È la Varsavia che accoglie Binyamin Lerner, reduce da nove mesi sul fronte galiziano nella fanteria dello zar. E più che mai deciso a sopravvivere, anche a prezzo della diserzione, a conquistare il suo destino in un mondo divelto dalle fondamenta: a contrastare, acciaio contro acciaio, l'inesorabile violenza della Storia. Una violenza che Singer (questo è il suo primo romanzo, pubblicato nel 1927 in yiddish) ha vissuto sulla propria pelle e nella quale – mentre seguiamo Binyamin dal vertiginoso caos di Varsavia a una comune agricola in Polesia e infine a Pietroburgo, cuore della Rivoluzione – ci sprofonda, letteralmente, con la prodigiosa maestria che i molti lettori della “Famiglia Karnowski” hanno imparato a conoscere.
Pubblicato anche nel 2015 da Bollati Boringhieri con il titolo “La fuga di Benjamin Lerner” nella traduzione di Marina Morpurgo, il romanzo riesce ad essere struggente ma anche divertente, grazie alla caratterizzazione dei comprimari, animati da una costante litigiosità smaccatamente yiddish, ricca di spunti comici.

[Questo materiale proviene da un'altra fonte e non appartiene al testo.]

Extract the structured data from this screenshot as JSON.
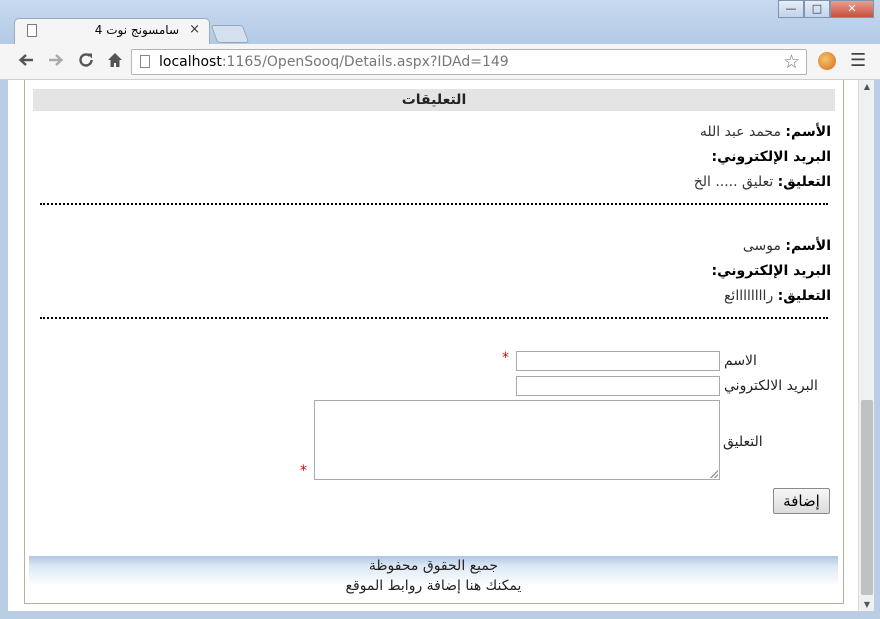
{
  "browser": {
    "tab_title": "سامسونج نوت 4",
    "tab_close": "×",
    "url_host": "localhost",
    "url_rest": ":1165/OpenSooq/Details.aspx?IDAd=149",
    "window_controls": {
      "minimize": "—",
      "maximize": "□",
      "close": "✕"
    },
    "icons": {
      "back": "back-arrow-icon",
      "forward": "forward-arrow-icon",
      "reload": "reload-icon",
      "home": "home-icon",
      "bookmark": "star-icon",
      "menu": "hamburger-menu-icon"
    }
  },
  "page": {
    "comments_title": "التعليقات",
    "field_labels": {
      "name": "الأسم:",
      "email": "البريد الإلكتروني:",
      "comment": "التعليق:"
    },
    "comments": [
      {
        "name": "محمد عبد الله",
        "email": "",
        "comment": "تعليق ..... الخ"
      },
      {
        "name": "موسى",
        "email": "",
        "comment": "راااااااائع"
      }
    ],
    "form": {
      "name_label": "الاسم",
      "email_label": "البريد الالكتروني",
      "comment_label": "التعليق",
      "name_value": "",
      "email_value": "",
      "comment_value": "",
      "required_mark": "*",
      "submit_label": "إضافة"
    },
    "footer": {
      "line1": "جميع الحقوق محفوظة",
      "line2": "يمكنك هنا إضافة روابط الموقع"
    }
  },
  "colors": {
    "required": "#e00000",
    "header_bg": "#e4e4e4"
  }
}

Ad emergere tuttavia, con una lucidità di giudizio disarmante, è il ritratto tragico e commovente di un uomo che rappresenta l’ebreo moderno, solo nell’universo, cosciente che il peggio dovrà ancora arrivare.
Binyamin è un apolide spirituale. Non ha patria, e questo è il suo problema. Un polacco non può esserlo perchè ebreo, nell'esercito russo non può essere russo perchè è un polacco, con l'arrivo dei tedeschi viene trattato da ebreo anche se lui non si sente ebreo, né gli ebrei hanno occhi di riguardo per lui. Così, da solo se non con se stesso, si muove in un mondo che è di una violenza e spregiudicatezza inaudite, tra compagni di lavoro violenti, amici volgari, militari bastardi, puttane ubriaconi e imbroglioni. E' un romanzo di una violenza inaudita che rappresenta un mondo che può uscire solo da un incubo. Quando con un suo conoscente arriva ad aiutare i rifugiati si muove in un paesaggio contadino in cui i campi sono disseminati di ossa, fosse comuni, cadaveri di cavalli vacche e pecore, fil di ferro, pezzi di vetro e di metallo, scheggie di granate, fucili rotti e cumuli immani di merda secca dove vi erano le trincee, coi bambini infestati dai pidocchi e che vanno persino a cercare nella merda delle bestie residui non digeriti di cui nutrirsi per non morire di fame. E' una visione di un paesaggio bellico che dai libri di storia non potrà mai uscire e qui invece ve lo trovate sotto i piedi. Agghiacciante. In un mondo così solo i bastardi possono sopravvivere. E la cosa peggiore è che in questo mondo, nell'ipocrisia che cresce sempre più fino all'angosciante finale, non si può non riconoscere il nostro stesso mondo.